By the way, did I mention I also started the Jeep on fire? Only 37 more
payments of £438 to go.

After that, I really didn't mind getting bludgeoned by those angry
bagpipers. The sound was horrible, but at least they got the rest of the
flames out. I was almost relieved when the cops were cuffing me face
down on the pavement, because by that point I was pretty much
reconsidering this whole college martyrdom pledge thing and I figured
the worst was over.

No such luck. Here's another handy health tip from Doctor K: if your
skin is half melted and bubbly hot, avoid lying down on any surfaces
that aren't Teflon coated. And please note: the Glasgow sidewalks aren't.

After a some time with a spatula and a few cans of Pam, the cops finally
got 95% or so of me peeled off the sidewalk. I looked down at my legs
and realized that I'll be saving a lot of money on clothes from now on,
because I'm sporting a permanent pair of melted-on black polyester trousers.

And then the kicker: I looked down at my package and noticed "Little
Khalid" was AWOL. As they were loading me into the the police wagon I
glanced back over my shoulder and saw what was was left of him
charbroiling on the sidewalk.

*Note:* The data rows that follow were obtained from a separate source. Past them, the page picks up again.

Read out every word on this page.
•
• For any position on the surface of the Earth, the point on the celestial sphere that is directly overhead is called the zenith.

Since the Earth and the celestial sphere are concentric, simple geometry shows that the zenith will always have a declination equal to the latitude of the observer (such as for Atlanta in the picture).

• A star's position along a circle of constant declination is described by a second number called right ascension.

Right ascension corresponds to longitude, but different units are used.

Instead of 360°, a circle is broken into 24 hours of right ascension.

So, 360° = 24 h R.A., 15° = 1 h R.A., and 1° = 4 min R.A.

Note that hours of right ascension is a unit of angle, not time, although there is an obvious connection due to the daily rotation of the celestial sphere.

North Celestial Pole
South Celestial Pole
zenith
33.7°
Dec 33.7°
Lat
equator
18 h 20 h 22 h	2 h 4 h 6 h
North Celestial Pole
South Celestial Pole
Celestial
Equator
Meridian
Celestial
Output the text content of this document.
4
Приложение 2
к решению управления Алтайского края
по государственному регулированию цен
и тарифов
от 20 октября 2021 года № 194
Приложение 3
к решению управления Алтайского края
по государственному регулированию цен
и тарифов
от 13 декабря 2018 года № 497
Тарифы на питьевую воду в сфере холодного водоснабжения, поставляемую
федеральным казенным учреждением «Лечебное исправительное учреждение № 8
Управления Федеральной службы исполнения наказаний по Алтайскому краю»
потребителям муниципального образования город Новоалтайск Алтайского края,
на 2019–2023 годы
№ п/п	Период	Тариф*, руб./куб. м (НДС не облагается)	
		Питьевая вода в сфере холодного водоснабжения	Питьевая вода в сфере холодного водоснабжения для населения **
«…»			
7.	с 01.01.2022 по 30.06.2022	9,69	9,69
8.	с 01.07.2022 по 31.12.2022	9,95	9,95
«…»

Then one of the bomb sniffing dogs gobbled
him down like a snausage. A fat lot of good those 72 virgin are going to
me now.

Final box score: I'm out one Mercedes, one Jeep, £2000 in miscellaneous
bomb materials, several layers of skin, and one very low-mileage penis.
Infidels killed: nil. So the next time you want to bitch to me about how
bad your day is going, don't expect a lot of sympathy.

Well, gotta go. The interrogators are coming, and afterwards I've got an
appointment to have my arse skin grafted on to my face. But I will leave
you with one more handy tip from Doctor K: no matter how many virgins
they promise, don't ever join a fraternity.